Why don't you hire developers as part of your own team and try to convince a larger company (with the benefit of them seeing your quality work) to retain your "consulting" services on an almost full-time basis.
Making money isn't the primary driver. That would have me just want to kill myself after the 8th time one of my team did something stupid. Making money easily... That's my driver ;-)
one thing I noticed with indian devs is that they yearn for recognition, cannot learn on their own, don't understand fundamentals only specific framework/language syntax.

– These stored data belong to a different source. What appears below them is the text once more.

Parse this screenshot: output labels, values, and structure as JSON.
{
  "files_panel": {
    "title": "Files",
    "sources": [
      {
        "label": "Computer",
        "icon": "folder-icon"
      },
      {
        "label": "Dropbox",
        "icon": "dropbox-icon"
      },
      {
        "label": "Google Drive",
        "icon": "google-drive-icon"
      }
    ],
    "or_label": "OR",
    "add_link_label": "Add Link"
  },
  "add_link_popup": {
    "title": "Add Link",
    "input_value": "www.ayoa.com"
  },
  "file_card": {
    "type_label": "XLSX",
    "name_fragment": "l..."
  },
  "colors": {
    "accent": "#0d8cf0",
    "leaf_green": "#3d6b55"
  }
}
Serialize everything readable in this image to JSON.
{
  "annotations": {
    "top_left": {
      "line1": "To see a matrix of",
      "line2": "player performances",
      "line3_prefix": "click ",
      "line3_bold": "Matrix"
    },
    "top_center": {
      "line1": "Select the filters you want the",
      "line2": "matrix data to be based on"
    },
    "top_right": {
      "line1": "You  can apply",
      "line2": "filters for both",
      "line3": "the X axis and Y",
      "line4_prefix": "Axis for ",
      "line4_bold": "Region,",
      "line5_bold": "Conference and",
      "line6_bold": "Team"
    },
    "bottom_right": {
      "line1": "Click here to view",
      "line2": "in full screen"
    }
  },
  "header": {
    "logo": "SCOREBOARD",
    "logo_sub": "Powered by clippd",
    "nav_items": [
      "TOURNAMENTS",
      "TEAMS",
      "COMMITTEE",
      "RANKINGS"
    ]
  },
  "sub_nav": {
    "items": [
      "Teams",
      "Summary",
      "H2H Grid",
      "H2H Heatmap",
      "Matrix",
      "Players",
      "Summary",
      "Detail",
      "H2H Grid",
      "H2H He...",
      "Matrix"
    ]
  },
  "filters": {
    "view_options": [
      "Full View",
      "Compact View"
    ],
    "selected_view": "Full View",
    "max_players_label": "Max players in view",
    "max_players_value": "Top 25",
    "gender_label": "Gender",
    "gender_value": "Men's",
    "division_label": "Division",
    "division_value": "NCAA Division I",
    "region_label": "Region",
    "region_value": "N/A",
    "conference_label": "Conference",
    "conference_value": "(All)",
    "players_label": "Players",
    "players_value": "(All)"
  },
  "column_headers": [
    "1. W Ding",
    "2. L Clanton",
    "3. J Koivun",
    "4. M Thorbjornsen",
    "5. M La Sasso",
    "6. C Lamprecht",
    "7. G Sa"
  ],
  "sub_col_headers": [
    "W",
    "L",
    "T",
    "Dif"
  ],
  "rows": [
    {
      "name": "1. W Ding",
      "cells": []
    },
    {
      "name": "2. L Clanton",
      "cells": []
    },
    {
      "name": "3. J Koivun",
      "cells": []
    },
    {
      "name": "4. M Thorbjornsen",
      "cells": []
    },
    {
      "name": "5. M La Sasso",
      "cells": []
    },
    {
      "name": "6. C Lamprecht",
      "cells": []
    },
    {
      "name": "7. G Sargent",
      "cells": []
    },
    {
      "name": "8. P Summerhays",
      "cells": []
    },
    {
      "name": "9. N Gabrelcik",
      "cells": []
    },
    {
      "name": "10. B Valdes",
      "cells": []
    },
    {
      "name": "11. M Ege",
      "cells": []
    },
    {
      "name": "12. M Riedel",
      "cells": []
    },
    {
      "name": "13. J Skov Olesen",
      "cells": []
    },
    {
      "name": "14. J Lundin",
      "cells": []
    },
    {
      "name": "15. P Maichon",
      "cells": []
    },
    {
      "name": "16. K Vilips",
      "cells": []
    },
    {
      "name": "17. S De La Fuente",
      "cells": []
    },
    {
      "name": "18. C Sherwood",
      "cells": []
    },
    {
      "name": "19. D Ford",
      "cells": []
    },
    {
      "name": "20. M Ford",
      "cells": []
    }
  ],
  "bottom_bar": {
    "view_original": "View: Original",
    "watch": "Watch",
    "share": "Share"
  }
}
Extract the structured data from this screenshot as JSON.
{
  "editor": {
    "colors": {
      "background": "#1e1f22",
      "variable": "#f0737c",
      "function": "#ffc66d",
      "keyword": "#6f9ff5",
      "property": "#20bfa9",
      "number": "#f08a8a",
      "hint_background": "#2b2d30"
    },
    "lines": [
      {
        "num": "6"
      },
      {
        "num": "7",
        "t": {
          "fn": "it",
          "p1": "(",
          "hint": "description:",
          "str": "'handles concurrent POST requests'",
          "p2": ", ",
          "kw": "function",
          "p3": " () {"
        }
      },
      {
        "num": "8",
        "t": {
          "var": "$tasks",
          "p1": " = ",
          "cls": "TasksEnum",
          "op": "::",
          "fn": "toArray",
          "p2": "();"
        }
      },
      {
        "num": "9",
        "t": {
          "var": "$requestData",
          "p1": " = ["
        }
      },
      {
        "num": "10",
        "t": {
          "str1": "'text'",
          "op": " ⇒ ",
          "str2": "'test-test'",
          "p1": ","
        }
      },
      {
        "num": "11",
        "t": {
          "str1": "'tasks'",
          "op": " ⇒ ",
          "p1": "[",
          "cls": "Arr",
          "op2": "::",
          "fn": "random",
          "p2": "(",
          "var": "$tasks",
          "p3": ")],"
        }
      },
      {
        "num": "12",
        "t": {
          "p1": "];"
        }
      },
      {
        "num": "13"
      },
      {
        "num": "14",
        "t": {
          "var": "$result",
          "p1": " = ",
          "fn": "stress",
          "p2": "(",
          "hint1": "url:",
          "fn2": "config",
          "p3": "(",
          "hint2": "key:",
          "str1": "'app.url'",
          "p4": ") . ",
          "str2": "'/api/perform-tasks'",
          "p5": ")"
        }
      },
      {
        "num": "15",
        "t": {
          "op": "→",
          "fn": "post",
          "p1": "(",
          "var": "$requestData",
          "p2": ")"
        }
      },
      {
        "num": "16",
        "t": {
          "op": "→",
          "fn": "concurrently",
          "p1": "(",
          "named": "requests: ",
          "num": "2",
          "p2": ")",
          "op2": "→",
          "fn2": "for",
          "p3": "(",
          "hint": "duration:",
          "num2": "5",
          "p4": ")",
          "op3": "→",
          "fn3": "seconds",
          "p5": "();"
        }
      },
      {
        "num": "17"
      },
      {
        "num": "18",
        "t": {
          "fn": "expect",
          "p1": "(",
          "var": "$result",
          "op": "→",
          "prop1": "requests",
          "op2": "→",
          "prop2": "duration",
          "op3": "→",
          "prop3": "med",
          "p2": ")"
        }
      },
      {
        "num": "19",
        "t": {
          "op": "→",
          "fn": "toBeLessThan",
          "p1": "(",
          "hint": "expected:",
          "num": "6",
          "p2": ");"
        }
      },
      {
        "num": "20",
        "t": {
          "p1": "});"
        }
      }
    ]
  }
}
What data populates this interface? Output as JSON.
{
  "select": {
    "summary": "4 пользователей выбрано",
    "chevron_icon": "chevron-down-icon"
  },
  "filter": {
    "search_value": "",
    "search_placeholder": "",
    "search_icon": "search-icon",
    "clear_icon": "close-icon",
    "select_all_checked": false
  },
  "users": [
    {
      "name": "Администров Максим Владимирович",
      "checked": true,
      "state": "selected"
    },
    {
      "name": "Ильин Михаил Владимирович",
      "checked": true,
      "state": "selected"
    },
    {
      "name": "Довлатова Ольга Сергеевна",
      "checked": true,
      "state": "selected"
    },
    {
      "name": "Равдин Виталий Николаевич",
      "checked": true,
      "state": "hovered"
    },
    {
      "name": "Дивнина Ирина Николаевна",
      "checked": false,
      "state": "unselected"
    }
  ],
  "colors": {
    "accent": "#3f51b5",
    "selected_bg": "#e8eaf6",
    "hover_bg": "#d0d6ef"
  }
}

Yes, pretty much. You did hit on part of it, a big chunk of the software jobs are in the places where startups are, which is predominantly the Bay Area, NYC, Boston, and Austin, so location alone is a big driver. Keep in mind a decent nanny in the Bay Area makes $75K. Regardless of anecdotal anti H-1b stories, there's undoubtedly a shortage of actual software engineers (as opposed to "IT professionals") who can write good code and the growth rate of industries requiring them exceeds the rate of people going into the field. And as one poster I think correctly stated, your brain has to be wired a certain way to be a good developer so it's not like we can just increase the size of the CS class at Cal by 10X and 4 years later, problem solved. So given that a big chunk of jobs are in expensive areas and there is a supply and demand imbalance with a very inelastic curve and few good replacement options, econ 101 gives you a high marginal price which every employer pays regardless of where they are in the U.S. To your later admittedly joking point that you studied the wrong degree, if you have any engineering or hard science degree your brain is probably wired to allow you to pick up coding pretty quickly. Not suggesting a career change, but I can tell you as an electrical engineer I was able to learn enough to safely work on my own company's code base without danger of blowing anything up, and some of my "real" developers don't have CS degrees either. So nothing says you can't at least start programming algos on Quantopian or something similar for fun and end up pretty good at it in a few months.